Dopo ben sei anni di silenzio discografico e tanti progetti individuali, il prossimo 7 maggio i Bachi da Pietra torneranno a farsi sentire con “Reset”, un nuovo album in studio. Il titolo non sembra casuale perché per questa ripartenza la band di Giovanni Succi e Bruno Dorella snocciola non poche novità. Quella più evidente è che il duo diventa un trio, con il prestigioso acquisto di Marcello Batelli (Teatro degli Orrori e Non Voglio Che Clara). Il nuovo inizio è segnato anche dal cambio di etichetta, con l’approdo a Garrincha Dischi.
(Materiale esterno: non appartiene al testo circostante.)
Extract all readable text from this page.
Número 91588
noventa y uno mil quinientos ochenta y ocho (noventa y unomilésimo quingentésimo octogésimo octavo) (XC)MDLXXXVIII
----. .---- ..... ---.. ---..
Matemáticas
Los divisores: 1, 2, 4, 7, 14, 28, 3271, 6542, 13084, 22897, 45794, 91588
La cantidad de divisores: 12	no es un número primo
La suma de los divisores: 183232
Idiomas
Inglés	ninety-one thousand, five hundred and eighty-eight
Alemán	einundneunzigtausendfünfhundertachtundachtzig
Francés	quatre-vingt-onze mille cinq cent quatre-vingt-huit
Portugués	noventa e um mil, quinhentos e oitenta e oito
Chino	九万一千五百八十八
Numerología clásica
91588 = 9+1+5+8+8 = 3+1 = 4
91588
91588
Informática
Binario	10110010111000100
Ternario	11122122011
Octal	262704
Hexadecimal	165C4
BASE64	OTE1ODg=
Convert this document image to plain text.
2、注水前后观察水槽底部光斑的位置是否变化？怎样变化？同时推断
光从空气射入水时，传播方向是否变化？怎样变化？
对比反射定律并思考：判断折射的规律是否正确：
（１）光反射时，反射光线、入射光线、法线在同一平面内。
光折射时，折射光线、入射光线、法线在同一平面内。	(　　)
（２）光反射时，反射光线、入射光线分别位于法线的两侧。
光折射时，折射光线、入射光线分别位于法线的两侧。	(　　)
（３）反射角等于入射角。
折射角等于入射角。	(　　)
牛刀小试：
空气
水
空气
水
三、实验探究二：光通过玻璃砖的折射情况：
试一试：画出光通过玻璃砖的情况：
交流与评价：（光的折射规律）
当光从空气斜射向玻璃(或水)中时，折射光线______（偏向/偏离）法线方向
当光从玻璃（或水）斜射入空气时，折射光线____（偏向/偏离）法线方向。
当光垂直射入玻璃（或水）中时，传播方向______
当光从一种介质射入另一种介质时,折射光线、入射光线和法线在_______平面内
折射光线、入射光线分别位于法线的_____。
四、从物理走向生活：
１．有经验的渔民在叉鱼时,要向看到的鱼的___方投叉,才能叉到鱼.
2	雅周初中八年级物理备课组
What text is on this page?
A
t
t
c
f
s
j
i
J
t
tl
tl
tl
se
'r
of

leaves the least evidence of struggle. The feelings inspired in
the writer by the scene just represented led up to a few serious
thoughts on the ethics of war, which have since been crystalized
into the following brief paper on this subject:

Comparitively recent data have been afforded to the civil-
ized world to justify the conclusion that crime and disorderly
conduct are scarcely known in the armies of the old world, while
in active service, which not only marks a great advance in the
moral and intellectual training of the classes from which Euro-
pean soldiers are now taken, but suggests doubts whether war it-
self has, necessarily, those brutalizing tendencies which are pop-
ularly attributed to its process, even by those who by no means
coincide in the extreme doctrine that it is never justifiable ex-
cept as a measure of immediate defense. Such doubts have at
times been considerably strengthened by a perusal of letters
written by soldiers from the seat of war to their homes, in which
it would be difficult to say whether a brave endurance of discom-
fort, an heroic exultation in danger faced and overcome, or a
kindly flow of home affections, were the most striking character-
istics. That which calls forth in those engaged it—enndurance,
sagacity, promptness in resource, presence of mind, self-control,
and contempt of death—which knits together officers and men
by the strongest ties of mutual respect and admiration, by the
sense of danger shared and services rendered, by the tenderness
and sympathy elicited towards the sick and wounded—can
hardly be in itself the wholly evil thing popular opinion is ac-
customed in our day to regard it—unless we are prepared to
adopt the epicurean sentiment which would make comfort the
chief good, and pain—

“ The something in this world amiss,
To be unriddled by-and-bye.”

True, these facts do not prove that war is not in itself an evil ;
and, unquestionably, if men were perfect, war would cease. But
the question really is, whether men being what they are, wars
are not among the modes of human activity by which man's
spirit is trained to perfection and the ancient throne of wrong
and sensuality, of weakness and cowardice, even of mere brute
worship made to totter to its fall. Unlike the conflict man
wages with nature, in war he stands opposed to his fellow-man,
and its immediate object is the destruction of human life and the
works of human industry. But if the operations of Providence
Un “Reset” molto rock per i Bachi da Pietra

Il disco è stato anticipato dall’uscita di due singoli. Il primo, “Comincia adesso”, è uscito a marzo e per Succi, che ne è l’autore, fotografa una condizione esistenziale, in cui sembra sempre di dover ricominciare da capo.
Il secondo singolo, uscito a fine aprile, si intitola “Meriterete” ed è una critica tagliente ed ironica a quello che il musicista descrive come l’italiano medio della porta accanto. «Più che una critica è uno specchio – osserva Succi ai nostri microfoni – Parla all’italiano della porta accanto che spera in tutta una serie di cose, a sentire quello che dice. Allora si meriterebbe che queste cose gli arrivassero davvero e poi sarebbe interessante vedere se va veramente tutto bene».

ASCOLTA “MERITERETE”:

Perché un ritorno dopo sei anni e molti progetti diversi? «Ci sono determinati pezzi che scrivo che non possono che essere per i Bachi da Pietra – osserva Succi – e ce ne sono determinati altri che è meglio destinare, ad esempio, al mio progetto solista. Per quanto riguarda i Bachi la sorgente sgorga sempre, quindi la si prende».
In ogni caso non è un ritorno qualunque perché, come già detto, la formazione a due con basso/chitarra e batteria si arricchisce con l’arrivo di Batelli. «Dopo circa 15 anni quello che potevano dire con quegli strumenti lo abbiamo già detto – sottolinea il musicista».

Reset”, in realtà, era già pronto da un anno, ma la pandemia, come è successo in molti altri casi, ha cambiato le carte in tavola. Nell’attesa di tornare alla dimensione live, cui ogni appassionato di musica ambisce, Succi però non è restato con le mani in mano.
«Dopo una settimana di divano e serie tv – racconta il musicista – ho pensato che la vita doveva andare avanti». È così che ha aperto un canale Patreon, un social network a cui ci si può abbonare per seguire il proprio artista preferito. Ben presto il canale si è trasformato in una comunità collaborativa, che interagiva attorno a riflessioni letterarie, musica, reading e anche fumetti. «E mi ha permesso anche di pagare qualche bolletta», sottolinea il frontman dei Bachi da Pietra.